Mr. Harvey doesn’t travel as much anymore to his charities’ outposts overseas. Jet lag hits him a lot harder these days than three or four decades ago. He stepped down from day-to- day management of Adam & Eve last year. He could retire now, but he demurs: “Bad for my mental health.” Instead, he’s shifted his focus to the United States. To him, his work developing the DKT Liberty Project is bringing him back to the libertarian roots he put down as a young aid worker.

He believes that developing countries climbed out of poverty when they had law and order, honest courts, a sound currency, and a government that got out of people’s way and let them do business. “The rules are pretty simple,” he says. “And they’re libertarian rules.”

The Liberty Project aims to promote that kind of thinking in the United States. Mr. Harvey feels much of the modern welfare state, the war on drugs, and other government campaigns have done more harm than good. He’s also supporting his principles through the political system: Public records show that he donated $5,000 in December to Reinventing a New Direction PAC, the political-action committee of Sen. Rand Paul, a likely Republican presidential candidate.

Mr. Harvey is a man of few adjectives, but they start flowing when he talks about the “insane” war on drugs or when he talks about the government’s longstanding tradition of going to civil court to seize the property of those suspected in drug crimes. He sees it as highway robbery.

The Liberty Project is looking to use court cases and other advocacy to push back. Digital privacy rights are also on the group’s agenda. It filed a friend-of-the-court brief last year in a U.S. Supreme Court case that ultimately blocked arresting officers from searching suspects’ cellphones without a warrant. Graham Boyd first met Mr. Harvey after Mr. Boyd founded ACLU’s Drug Law Reform Project in the late 1990s, of which Mr. Harvey was an early supporter. “But what set him apart from most of the funders was that he really wanted to sit down at the table and talk about ideas,” says Mr. Boyd. “He’s smart, and he’s strategic. He’s someone you want at that table.”

Mr. Boyd, now director of New Approach PAC, a political-action group seeking the legalization of marijuana, counts Mr. Harvey among about 15 donors bankrolling that group’s efforts. He’s pleased by Mr. Harvey’s new venture. “I think it’s an excellent thing for him to be doing,” says Mr. Boyd of the Liberty Project. “There are organizations that have been working on these issues, but Phil brings to it a disciplined and precise focus on looking at these issues through the prism of personal freedom.”

Mr. Harvey is optimistic about the fledgling group’s prospects. Same-sex marriage and marijuana legalization, for example, are advancing in the states. The wind is blowing his way. So he’s taking his time, looking at how best to use the Liberty Project.

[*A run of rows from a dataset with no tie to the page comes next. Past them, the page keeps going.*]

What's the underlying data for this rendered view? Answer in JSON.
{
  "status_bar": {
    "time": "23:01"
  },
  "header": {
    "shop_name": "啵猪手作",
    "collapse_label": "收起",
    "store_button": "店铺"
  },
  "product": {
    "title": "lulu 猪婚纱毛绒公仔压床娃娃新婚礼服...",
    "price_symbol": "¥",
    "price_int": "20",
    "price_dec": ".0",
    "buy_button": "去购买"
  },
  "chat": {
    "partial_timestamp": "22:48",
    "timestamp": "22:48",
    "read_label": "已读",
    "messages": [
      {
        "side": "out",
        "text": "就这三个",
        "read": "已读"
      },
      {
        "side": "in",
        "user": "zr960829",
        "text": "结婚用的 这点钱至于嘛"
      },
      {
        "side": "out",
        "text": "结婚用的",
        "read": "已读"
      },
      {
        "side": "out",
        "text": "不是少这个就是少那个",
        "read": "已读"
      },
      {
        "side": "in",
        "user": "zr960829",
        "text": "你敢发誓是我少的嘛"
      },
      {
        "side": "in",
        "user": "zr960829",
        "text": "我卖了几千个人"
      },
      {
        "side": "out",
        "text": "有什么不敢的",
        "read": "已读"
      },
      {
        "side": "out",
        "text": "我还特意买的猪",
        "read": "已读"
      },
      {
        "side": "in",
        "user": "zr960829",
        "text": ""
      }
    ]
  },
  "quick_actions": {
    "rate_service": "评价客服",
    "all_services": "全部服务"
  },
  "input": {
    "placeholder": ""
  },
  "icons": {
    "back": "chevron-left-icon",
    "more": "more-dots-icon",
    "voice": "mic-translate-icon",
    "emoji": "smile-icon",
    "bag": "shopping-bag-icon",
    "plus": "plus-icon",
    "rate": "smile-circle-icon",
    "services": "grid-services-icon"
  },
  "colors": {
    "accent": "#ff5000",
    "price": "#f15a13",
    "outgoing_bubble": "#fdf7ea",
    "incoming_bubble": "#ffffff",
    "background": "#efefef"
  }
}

Meanwhile, he’s completing a book on the welfare system.

(Fiction writing is also a longtime hobby; he’s published short stories. The problem-solving aspect — the protagonist in peril — appeals to him, echoing his lifelong drive to craft and implement solutions.)

He’s doing a lot of thinking these days, and not just about furthering his hobbies or causes. Late last year, he traveled to Britain for Tim Black’s funeral. His old friend and Adam & Eve co-founder, just a year his senior, was out walking when he was felled by a heart attack. He died a day later. At the funeral, Dr. Black’s daughters told funny stories about him from their childhood and recalled the things he’d taught them.

To Mr. Harvey, it all seemed upbeat and appropriately forward-looking. It made him consider his own mortality and what would be said of him.

Asked what lesson should be learned from his life’s work, he lapsed into silence, but only for a few seconds. “Go with your passion. Stay with it. And persist.”